Wichita employment trends

While the unemployment rate in the Wichita metropolitan area has been declining, the numbers behind the decline are not encouraging.

The unemployment rate, a widely-cited measure of the health of an economy, is not an absolute measure. Instead, it is a ratio, specifically the ratio of the number of unemployed people to the number of people in the labor force. (The labor force, broadly, is the number of persons working plus those actively looking for work. 1)

It is entirely possible that the unemployment rate falls while the number of people employed also falls. This is the general trend in Wichita for the past seven years or so. Here are some figures from Bureau of Labor Statistics, part of the United States Department of Labor: 2

The May 2017 unemployment rate declined to just about half the January 2011 rate. The number of employed persons rose by 1.1 percent. The labor force fell by 3.7 percent.

If we consider only unemployment rate, it looks like the Wichita area is prospering. But the unemployment rate hides bad news: The number of jobs increased only slightly, and the labor force fell. While it’s good that there are more people working, the decline in the labor force is a problem.

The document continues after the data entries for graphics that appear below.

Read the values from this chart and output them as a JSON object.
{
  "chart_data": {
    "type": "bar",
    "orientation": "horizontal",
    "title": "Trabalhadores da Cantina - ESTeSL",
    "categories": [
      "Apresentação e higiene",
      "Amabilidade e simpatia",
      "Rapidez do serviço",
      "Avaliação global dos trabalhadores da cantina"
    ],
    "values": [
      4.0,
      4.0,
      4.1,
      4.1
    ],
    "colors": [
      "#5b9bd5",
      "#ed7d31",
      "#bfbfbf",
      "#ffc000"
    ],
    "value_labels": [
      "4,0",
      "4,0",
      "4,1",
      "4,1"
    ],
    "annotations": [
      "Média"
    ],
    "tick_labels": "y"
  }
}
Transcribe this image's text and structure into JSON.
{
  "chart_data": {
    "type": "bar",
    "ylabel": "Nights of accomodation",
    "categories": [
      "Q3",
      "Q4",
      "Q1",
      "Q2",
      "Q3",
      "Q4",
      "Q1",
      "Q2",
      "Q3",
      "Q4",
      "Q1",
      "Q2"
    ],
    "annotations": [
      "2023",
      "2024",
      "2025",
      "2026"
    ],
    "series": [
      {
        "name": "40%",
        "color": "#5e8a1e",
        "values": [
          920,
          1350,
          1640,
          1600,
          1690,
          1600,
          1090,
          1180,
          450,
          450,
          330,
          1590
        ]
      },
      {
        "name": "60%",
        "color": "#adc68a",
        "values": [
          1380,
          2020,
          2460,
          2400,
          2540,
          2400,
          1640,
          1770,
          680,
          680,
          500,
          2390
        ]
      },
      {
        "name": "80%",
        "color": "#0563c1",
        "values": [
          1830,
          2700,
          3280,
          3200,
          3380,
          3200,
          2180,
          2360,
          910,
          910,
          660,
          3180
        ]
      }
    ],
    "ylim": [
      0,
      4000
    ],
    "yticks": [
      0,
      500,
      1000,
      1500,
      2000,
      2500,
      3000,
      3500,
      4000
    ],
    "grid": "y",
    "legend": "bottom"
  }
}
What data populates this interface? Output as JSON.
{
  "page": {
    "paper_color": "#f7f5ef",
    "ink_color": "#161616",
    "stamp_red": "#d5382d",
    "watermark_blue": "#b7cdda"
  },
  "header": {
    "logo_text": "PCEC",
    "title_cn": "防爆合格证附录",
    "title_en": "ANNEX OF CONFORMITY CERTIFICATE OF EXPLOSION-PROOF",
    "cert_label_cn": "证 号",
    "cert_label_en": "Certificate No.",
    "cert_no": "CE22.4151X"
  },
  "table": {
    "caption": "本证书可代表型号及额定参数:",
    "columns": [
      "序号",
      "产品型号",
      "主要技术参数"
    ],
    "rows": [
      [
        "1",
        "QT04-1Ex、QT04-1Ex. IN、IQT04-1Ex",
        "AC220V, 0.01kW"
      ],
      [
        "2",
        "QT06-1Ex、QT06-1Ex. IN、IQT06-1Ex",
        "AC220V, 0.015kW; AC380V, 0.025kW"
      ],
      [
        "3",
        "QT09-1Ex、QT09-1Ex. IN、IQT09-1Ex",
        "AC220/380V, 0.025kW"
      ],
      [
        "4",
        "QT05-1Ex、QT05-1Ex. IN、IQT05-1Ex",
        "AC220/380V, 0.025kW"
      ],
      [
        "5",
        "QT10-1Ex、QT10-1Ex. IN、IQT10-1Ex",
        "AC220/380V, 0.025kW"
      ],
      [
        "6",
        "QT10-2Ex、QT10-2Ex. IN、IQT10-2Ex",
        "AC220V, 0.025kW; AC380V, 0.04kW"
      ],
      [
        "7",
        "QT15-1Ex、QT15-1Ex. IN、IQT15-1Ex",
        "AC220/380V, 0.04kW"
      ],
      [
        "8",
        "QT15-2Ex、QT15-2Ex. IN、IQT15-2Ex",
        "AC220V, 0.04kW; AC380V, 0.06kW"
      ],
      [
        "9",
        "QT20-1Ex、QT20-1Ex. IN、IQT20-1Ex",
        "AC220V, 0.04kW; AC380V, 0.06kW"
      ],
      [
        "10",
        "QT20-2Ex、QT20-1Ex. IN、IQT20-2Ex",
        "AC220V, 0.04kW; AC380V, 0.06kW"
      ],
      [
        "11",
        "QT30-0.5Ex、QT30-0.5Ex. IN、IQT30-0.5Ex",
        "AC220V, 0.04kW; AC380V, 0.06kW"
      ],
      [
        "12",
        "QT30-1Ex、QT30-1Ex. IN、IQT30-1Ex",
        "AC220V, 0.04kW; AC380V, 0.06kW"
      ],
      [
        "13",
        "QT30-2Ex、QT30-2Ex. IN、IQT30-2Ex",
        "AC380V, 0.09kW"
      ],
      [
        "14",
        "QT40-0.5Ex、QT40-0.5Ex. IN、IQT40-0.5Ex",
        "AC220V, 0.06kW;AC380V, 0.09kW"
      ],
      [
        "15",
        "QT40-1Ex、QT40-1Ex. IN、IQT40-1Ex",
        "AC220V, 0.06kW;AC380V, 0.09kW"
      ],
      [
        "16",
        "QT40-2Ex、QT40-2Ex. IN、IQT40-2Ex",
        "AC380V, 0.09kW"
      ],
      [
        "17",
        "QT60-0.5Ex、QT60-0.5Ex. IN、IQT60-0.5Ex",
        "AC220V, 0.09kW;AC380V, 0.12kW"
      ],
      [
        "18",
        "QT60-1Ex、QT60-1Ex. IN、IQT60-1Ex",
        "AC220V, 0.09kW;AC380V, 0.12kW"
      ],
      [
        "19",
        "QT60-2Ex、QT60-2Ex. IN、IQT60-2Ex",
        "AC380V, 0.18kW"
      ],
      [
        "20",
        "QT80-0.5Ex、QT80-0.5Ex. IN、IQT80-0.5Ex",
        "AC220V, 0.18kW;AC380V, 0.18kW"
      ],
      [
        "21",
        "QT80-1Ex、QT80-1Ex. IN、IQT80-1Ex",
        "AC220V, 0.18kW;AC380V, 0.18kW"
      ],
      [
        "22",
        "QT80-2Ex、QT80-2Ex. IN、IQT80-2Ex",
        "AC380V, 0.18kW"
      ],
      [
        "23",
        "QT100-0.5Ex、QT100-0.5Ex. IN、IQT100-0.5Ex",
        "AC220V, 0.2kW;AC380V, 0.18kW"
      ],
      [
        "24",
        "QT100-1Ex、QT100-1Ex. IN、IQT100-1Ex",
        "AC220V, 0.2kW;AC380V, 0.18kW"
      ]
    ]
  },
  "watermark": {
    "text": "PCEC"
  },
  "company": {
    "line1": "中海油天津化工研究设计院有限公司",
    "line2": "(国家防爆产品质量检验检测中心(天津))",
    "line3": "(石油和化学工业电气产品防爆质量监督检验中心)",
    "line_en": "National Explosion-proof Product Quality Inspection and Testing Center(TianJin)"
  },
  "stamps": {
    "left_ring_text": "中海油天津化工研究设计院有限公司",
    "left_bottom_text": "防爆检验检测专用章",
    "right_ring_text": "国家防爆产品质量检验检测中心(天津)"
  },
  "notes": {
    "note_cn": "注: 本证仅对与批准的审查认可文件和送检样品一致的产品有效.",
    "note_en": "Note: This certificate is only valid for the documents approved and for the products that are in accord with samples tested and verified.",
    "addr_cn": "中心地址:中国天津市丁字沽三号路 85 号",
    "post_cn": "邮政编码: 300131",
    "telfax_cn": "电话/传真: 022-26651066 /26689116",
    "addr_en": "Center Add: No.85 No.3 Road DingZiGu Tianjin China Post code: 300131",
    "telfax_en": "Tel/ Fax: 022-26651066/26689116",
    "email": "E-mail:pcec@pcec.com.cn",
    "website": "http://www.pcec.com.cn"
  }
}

In the nearby chart you can see these effects. The unemployment rate has been declining, although it has recently increased slightly. The labor force has been declining. The number of employed persons has increased, although it has recently declined.

To use an interactive visualization of employment data for Wichita, click here.

Example from the visualization. Click for larger.


Notes

  1. The labor force, specifically the civilian labor force, are those people working, plus those people actively searching for work, minus people under 16 years of age, minus people living in institutions (for example, correctional facilities, long-term care hospitals, and nursing homes), minus people on active duty in the Armed Forces.
    BLS defines unemployed people as: “Persons aged 16 years and older who had no employment during the reference week, were available for work, except for temporary illness, and had made specific efforts to find employment sometime during the 4-week period ending with the reference week. Persons who were waiting to be recalled to a job from which they had been laid off need not have been looking for work to be classified as unemployed.”
    The unemployment rate is “the number unemployed as a percent of the labor force.”